Collegati più di ventiseimila studenti da tutta Italia per una riflessione collettiva sul drammatico tema di attualità: la guerra, i diritti umani e il ruolo della comunicazione per educare ad una cittadinanza attiva.
A guidare l’incontro, Veronica Pinelli e Francesco Arienzo capaci di accompagnare il giovane pubblico sui temi dei diversi interventi, legati da un filo comune: il valore della voce come strumento di consapevolezza e cambiamento.
Ed è stato proprio l’ex magistrato e ora noto scrittore Gianrico Carofiglio con la presentazione del suo ultimo libro “Accendere i fuochi. Manuale di lotta e gentilezza” ad invitare gli studenti a non accontentarsi di risposte semplici, ma dare forza alle parole, alle idee, alle passioni per cambiare il mondo e allenare il pensiero critico, attraverso il dubbio e l’errore.
“Date parole al dolore…” , come ben insegna Shakespeare, per sottolineare ancora di più, quanto sia importante nominare ciò che si prova e che crescere significa anche imparare ad accettare l’errore come parte del percorso e vivere anche i “fallimenti”.
Per dare poi ancora più forza su come opporsi alla negatività e in particolare alla guerra,sul palco di casa Emergency, l’intervento di Mario Soldaini che senza supporti visivi o artifici tecnici ha tenuto l’attenzione degli studenti, facendo leva proprio sul valore della parola e dell’ascolto, raccontando come, di fronte alle notizie provenienti da Gaza, abbia scelto di non restare spettatore.

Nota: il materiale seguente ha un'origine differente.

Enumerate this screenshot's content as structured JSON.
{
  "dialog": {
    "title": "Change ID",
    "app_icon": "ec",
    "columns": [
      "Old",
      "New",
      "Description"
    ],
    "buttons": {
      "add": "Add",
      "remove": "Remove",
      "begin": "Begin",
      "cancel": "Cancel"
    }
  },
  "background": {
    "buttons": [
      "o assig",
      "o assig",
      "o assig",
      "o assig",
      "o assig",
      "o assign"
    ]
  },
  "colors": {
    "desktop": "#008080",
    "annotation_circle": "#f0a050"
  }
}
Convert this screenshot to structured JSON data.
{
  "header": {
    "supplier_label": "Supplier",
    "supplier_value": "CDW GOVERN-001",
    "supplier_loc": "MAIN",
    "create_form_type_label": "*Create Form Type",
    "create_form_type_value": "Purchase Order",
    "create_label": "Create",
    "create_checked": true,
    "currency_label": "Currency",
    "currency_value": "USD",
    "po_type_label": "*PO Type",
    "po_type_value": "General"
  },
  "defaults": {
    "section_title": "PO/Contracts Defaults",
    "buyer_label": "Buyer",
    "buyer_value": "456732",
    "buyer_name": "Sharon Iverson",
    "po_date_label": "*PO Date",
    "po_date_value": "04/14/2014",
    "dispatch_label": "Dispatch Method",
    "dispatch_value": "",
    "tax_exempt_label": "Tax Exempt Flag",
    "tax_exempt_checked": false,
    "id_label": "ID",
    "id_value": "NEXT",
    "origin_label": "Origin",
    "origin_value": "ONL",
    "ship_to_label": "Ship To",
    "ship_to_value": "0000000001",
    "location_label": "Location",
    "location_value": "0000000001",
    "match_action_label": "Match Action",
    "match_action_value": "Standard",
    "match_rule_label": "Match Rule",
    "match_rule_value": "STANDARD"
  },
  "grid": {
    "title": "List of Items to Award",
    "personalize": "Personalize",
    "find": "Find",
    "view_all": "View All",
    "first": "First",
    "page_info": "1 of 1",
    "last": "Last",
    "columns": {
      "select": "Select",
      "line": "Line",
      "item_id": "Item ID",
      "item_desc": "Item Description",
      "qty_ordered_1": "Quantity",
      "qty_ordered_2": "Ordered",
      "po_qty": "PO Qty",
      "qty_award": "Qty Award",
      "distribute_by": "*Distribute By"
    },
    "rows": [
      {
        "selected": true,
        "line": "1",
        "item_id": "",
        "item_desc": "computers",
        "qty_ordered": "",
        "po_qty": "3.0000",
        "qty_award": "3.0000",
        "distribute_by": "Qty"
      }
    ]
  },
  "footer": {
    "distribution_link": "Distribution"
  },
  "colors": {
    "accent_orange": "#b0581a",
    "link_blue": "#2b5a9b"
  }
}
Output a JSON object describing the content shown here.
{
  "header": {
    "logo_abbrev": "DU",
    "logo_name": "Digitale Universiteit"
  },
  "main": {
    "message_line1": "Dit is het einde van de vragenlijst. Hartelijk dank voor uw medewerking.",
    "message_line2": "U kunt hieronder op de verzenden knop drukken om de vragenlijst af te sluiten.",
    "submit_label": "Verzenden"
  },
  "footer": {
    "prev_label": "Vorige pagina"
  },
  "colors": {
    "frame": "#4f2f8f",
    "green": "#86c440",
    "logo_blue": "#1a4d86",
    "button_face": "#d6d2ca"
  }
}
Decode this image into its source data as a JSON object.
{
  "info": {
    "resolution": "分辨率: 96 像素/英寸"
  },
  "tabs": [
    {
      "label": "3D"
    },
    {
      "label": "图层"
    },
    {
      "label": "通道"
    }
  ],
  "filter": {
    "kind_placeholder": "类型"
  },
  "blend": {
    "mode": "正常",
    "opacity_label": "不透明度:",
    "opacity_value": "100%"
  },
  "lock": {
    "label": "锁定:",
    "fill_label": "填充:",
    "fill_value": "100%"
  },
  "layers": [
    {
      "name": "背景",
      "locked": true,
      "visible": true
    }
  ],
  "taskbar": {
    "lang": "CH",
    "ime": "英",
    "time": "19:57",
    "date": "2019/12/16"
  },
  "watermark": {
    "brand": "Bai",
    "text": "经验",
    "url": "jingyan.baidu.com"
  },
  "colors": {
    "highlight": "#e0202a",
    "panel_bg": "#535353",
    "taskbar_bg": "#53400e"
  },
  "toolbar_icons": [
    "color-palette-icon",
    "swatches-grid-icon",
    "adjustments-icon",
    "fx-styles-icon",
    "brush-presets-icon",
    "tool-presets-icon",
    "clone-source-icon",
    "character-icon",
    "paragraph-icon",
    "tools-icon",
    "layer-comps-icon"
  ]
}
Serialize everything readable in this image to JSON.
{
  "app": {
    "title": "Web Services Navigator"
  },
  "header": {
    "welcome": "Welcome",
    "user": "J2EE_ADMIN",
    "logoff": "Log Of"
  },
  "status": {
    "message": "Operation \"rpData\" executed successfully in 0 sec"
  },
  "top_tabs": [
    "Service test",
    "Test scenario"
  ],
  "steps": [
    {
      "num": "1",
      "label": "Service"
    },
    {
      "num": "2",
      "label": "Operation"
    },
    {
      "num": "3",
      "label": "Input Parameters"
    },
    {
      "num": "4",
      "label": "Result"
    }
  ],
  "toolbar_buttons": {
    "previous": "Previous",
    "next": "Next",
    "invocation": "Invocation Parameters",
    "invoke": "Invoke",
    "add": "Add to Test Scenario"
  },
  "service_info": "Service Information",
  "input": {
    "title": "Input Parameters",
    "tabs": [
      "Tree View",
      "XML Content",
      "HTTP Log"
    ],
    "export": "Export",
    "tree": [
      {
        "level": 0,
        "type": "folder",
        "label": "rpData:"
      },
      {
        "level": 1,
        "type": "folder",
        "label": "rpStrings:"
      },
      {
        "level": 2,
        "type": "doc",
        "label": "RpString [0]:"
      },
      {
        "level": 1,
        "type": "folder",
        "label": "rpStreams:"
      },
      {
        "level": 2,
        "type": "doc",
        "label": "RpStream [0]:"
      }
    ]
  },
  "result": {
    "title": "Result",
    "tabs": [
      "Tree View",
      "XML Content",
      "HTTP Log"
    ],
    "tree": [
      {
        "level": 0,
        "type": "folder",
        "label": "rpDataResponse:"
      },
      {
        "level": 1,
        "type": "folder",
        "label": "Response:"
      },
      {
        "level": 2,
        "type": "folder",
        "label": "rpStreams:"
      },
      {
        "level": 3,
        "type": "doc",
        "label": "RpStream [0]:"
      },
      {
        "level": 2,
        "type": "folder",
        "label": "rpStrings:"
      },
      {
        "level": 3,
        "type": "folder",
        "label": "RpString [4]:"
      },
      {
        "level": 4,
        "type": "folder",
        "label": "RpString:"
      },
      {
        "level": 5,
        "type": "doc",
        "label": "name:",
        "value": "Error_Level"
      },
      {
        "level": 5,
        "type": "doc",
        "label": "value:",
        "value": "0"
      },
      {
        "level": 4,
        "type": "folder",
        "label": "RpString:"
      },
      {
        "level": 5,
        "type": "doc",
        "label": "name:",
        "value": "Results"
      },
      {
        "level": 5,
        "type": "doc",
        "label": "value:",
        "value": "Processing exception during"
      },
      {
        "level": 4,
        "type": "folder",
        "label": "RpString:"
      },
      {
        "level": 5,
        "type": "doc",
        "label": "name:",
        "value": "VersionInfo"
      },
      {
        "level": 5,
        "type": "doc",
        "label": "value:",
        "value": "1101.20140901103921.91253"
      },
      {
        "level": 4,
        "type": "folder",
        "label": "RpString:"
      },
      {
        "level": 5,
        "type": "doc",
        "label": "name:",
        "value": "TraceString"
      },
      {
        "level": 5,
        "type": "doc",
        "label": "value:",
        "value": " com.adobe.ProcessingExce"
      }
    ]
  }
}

Come? Costruendo insieme ad altri ragazzi una rete di contatti con poeti palestinesi, utilizzando i social per dare spazio alle loro voci. La poesia allora , diventa valore civile che può diventare rifugio, identità e memoria quando tutto il resto intorno viene distrutto.
Ed è proprio questo uno degli insegnamenti della mattinata: il senso della letteratura oggi, non interesse per pochi eletti, ma uno strumento di osservazione e indagine che costringe a guardare la realtà e a prendere posizione.
Un invito, implicito ma chiaro, a non restare fermi, ma a muoversi anche e soprattutto con le parole, è venuto dall’intervento della giovane Emma Ruzzon che con ”un sensazionale discorso“ agli accademici della sua facoltà, ha dimostrato come le parole possano avere un effetto e un impatto sulla società.
Di grande impatto è stato infine l’intervento del dottor Giorgio Monti, che ha condiviso la propria esperienza come medico nei contesti di guerra, offrendo al giovane pubblico una testimonianza diretta e senza filtri.
A completare il quadro della mattinata, l’intervento conclusivo di Simonetta Gola, direttrice della comunicazione di Emergency dal 2012. che ha evidenziato di come il ruolo della comunicazione sia fondamentale per trasformare le storie individuali in consapevolezza collettiva e costruire una cultura di pace.
L’evento si è rivelato molto più di un incontro: un vero spazio di riflessione, in cui gli studenti non solo hanno ascoltato, ma hanno iniziato a interrogarsi…e quando gli è stato dato spazio per intervenire, il silenzio non è stato disinteresse, ma — come spesso accade nelle esperienze più intense — raccolta di idee e parole che sembravano improvvisamente insufficienti.
Per la nostra scuola partecipare a momenti come quello di oggi, significa non solo offrire agli studenti strumenti per leggere il presente con maggiore consapevolezza , ma anche per riconoscersi come parte attiva della realtà.
In un tempo in cui il rischio è parlare molto e capire poco, incontri così evidenziano ancora di più un aspetto essenziale: la voce ha valore se trova le parole per esprimere emozioni, legami e creare ponti che davvero possano contribuire a costruire la pace.